The Case for Hydrogen
Chandan Singh
| 26-05-2026
· Automobile team
Pump hydrogen into a fuel cell vehicle and it emits nothing from the tailpipe except water vapor.
Refueling takes three to five minutes — closer to a petrol stop than the twenty-minute fast charge of a battery EV. Range is comfortably over 300 miles on most current models.
The Toyota Mirai, the most recognizable hydrogen passenger car on the market, is technically impressive, genuinely pleasant to drive, and produces zero direct emissions. So why does almost nobody own one?

How Hydrogen Fuel Cells Actually Work

A fuel cell vehicle stores hydrogen gas in high-pressure tanks and generates electricity through a chemical reaction between the hydrogen and oxygen drawn from the air. The only byproduct is water. The electricity powers an electric motor, so driving a hydrogen fuel cell car feels similar to driving a battery electric vehicle — quiet, smooth, with instant torque available. The difference is that instead of plugging in to recharge a battery, you stop at a hydrogen station and refuel the tank in minutes, similar to how a petrol car works.
The Hyundai Nexo has a reported range of around 500 miles. The Toyota Mirai's EPA-estimated range sits at 402 miles. Honda's CR-V Hydrogen pairs a fuel cell system with a small battery pack, adding bidirectional charging capability so the vehicle can also function as a backup power source. These are not concept cars — they're in production and available to buy or lease in markets where hydrogen infrastructure exists.

The Infrastructure Problem Is the Whole Problem

The reason hydrogen passenger vehicles haven't taken off is almost entirely about infrastructure. Hydrogen refueling stations are rare. California, one of the only US markets where the Mirai is actively sold, has been the focal point of hydrogen passenger vehicle infrastructure, and even there the network has been slow and unreliable enough that Toyota has had to offer substantial fuel incentives just to get people to lease the cars.
Globally, hydrogen stations for passenger vehicles remain sparse and concentrated in Japan, parts of South Korea, a handful of European locations, and select spots in California. Outside those areas, hydrogen passenger cars are functionally unusable. This creates a familiar chicken-and-egg problem: automakers won't build cars without stations, station operators won't invest without cars on the road, and consumers won't buy cars without stations. Battery EVs broke through this problem partly because home charging solved the infrastructure gap — hydrogen doesn't have an equivalent answer.
General Motors shut down its HYDROTEC hydrogen fuel cell program, citing high costs. Forecasts from S&P Global Mobility suggest that even by 2037, hydrogen fuel cell vehicles will represent only around 0.22% of the global light vehicle market, while battery EVs are projected to account for over 50%.
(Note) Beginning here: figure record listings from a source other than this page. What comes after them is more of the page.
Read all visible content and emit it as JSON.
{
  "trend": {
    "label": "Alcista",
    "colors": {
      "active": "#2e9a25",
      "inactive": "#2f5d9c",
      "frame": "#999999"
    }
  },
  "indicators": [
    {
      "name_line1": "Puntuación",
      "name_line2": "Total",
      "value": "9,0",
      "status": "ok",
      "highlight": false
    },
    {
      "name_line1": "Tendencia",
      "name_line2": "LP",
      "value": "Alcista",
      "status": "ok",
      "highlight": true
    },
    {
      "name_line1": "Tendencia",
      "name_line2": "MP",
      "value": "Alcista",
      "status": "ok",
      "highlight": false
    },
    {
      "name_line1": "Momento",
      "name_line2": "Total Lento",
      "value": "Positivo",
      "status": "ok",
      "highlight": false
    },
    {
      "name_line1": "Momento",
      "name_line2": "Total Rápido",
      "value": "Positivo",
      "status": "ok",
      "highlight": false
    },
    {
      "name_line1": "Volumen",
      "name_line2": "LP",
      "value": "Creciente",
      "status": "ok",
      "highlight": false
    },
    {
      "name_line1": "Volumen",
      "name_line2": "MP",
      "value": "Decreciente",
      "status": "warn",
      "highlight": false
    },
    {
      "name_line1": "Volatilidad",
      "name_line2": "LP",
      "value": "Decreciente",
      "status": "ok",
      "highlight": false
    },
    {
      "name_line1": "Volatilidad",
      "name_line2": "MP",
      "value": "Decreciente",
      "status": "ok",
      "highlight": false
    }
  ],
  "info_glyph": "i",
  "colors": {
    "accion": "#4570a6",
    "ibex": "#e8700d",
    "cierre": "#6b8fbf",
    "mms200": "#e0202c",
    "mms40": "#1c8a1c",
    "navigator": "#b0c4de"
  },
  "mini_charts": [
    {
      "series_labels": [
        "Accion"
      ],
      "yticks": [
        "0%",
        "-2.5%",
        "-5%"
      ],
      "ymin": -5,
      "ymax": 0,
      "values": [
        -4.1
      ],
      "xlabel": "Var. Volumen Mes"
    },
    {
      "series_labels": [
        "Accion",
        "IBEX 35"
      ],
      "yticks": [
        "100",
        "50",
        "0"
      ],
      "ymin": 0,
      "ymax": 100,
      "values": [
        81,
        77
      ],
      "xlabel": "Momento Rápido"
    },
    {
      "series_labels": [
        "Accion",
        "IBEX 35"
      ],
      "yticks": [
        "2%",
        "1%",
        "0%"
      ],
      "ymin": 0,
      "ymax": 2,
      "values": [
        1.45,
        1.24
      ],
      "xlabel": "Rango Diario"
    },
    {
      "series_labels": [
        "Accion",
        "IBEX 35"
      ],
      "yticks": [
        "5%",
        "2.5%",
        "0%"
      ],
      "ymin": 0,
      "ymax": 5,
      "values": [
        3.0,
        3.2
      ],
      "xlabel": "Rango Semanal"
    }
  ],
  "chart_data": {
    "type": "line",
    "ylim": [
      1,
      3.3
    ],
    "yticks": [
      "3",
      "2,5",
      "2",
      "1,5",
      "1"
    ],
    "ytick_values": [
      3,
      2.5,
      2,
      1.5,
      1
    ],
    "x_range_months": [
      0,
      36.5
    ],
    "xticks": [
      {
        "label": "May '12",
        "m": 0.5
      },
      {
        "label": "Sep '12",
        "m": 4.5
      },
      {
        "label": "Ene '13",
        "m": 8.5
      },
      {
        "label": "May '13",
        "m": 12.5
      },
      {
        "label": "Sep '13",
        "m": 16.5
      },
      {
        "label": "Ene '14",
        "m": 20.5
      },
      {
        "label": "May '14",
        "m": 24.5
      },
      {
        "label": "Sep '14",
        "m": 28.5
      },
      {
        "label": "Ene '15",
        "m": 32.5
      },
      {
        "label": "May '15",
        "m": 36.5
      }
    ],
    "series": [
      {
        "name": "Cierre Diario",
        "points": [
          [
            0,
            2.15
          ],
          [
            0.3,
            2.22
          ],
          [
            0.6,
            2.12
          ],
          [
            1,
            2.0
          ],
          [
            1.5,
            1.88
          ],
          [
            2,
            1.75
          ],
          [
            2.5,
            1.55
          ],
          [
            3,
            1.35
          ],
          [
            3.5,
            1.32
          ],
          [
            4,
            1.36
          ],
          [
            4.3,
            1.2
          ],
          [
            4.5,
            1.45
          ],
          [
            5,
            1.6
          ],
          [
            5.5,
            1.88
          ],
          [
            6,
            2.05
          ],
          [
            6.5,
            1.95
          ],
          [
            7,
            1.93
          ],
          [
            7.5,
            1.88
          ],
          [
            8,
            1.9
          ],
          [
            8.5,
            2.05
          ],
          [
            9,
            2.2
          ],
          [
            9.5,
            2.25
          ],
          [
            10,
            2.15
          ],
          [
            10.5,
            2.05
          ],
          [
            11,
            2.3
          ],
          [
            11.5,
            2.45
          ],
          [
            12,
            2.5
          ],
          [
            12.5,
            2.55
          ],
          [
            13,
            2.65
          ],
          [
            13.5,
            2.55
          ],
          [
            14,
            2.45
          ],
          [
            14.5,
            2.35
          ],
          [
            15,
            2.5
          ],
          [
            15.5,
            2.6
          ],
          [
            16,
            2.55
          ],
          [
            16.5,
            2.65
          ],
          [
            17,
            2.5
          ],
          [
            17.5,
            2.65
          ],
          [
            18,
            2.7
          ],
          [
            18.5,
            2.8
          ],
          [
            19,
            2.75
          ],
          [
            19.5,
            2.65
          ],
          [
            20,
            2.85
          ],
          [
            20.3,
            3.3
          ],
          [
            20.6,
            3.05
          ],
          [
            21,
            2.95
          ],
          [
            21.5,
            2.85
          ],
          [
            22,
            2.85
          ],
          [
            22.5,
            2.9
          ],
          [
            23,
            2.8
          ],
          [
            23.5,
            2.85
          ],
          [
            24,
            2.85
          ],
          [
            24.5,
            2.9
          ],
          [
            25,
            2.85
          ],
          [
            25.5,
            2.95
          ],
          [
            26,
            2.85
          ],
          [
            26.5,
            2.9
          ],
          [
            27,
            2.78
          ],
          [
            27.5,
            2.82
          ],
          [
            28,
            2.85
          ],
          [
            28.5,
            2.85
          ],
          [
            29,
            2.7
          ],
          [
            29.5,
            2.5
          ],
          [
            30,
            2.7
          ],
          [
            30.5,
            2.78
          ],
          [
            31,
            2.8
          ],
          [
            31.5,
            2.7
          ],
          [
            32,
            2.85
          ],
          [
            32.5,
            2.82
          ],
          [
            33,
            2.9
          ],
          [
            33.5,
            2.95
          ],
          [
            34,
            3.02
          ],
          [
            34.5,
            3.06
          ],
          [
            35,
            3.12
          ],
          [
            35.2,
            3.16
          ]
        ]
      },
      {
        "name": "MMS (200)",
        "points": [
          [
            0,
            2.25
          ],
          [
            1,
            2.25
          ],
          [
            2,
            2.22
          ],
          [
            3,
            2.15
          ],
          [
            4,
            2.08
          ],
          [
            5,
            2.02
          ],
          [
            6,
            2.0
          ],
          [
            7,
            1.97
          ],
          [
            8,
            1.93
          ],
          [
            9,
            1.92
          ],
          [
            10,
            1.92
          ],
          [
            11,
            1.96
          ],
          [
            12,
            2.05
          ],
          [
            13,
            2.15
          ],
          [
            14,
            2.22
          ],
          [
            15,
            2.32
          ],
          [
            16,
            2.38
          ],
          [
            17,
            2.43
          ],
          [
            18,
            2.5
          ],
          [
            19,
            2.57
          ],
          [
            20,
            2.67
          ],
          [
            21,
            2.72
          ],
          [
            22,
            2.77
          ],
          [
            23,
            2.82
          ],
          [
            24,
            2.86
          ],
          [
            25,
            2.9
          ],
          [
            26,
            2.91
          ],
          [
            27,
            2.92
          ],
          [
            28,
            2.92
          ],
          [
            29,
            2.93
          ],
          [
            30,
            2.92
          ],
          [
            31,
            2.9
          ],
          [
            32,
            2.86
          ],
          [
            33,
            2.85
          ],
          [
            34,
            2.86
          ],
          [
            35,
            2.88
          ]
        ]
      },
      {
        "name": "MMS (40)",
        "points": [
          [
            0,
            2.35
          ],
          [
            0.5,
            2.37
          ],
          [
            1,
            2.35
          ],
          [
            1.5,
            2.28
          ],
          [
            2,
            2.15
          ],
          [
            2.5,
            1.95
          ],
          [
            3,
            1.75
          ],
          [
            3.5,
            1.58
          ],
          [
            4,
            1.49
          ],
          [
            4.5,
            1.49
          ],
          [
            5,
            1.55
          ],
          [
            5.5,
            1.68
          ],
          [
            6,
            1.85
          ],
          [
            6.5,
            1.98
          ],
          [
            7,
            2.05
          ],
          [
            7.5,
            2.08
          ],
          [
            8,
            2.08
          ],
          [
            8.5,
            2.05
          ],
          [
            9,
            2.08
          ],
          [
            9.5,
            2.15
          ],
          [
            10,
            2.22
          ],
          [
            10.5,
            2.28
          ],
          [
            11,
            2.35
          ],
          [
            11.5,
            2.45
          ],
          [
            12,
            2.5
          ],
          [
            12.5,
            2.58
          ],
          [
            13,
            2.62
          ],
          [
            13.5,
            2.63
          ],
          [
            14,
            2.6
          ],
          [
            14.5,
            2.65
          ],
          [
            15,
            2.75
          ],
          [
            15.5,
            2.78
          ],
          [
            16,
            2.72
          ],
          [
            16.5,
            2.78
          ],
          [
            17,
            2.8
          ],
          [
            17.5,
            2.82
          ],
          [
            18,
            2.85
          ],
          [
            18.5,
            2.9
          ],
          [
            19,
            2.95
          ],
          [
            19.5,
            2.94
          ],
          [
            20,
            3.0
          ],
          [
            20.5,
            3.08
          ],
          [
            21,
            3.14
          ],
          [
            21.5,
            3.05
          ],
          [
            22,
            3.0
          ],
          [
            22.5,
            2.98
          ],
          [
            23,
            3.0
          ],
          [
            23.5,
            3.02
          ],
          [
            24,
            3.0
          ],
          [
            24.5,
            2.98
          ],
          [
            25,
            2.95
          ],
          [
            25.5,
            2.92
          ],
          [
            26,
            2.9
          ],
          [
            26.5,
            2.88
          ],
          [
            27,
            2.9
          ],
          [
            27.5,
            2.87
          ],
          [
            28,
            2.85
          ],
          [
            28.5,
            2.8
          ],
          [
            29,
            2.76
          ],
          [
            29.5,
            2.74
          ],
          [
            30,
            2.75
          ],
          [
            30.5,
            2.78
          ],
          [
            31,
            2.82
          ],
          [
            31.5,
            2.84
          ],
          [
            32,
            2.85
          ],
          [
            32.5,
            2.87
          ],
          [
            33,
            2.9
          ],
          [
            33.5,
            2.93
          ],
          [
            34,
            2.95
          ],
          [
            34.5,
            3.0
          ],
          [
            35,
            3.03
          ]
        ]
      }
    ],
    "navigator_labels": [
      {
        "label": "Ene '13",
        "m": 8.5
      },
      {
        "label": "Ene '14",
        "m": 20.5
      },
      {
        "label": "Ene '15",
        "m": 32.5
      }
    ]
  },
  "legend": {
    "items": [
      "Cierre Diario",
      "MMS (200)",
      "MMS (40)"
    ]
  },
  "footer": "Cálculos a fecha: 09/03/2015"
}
Where Hydrogen Is Actually Gaining Ground

While hydrogen is struggling in passenger cars, it's finding a more convincing role in heavy transport. Trucks, buses, and industrial vehicles are where the physics work more favorably. Battery packs heavy enough to power a long-haul truck over hundreds of miles become a significant weight and cost problem. Hydrogen's energy density makes it more competitive at scale and over longer distances.
Toyota has been running hydrogen fuel cell trucks at the Port of Long Beach, where a Tri-gen system converts biogas to hydrogen that powers the vehicles and generates electricity for the facility. Hyundai has been running fuel cell trucks in Switzerland in commercial freight operations. BMW is planning to launch its first series production fuel cell vehicle in 2028, developed in partnership with Toyota, partly to gather real-world operational data on the technology. Toyota's Gen 3 fuel cell system, unveiled in 2025, promises 20% greater efficiency than the previous generation.

The Honest Assessment

For the everyday car buyer in 2025, a hydrogen vehicle is an interesting technology available in very few places to very few people. The cars work well — owners of the Mirai and Nexo consistently report positive driving experiences — but the infrastructure around them doesn't. That's the fundamental challenge hydrogen faces: the technology is ready, but the ecosystem isn't built, and building it is expensive and slow.
The more likely near-term path for hydrogen is as a commercial and industrial energy carrier — powering trucks, buses, ships, and stationary energy systems — while battery EVs continue to dominate personal transportation. Whether hydrogen eventually makes a broader contribution to passenger vehicles will depend on green hydrogen production costs coming down and a serious infrastructure build-out that, so far, has been slower than optimistic projections have suggested.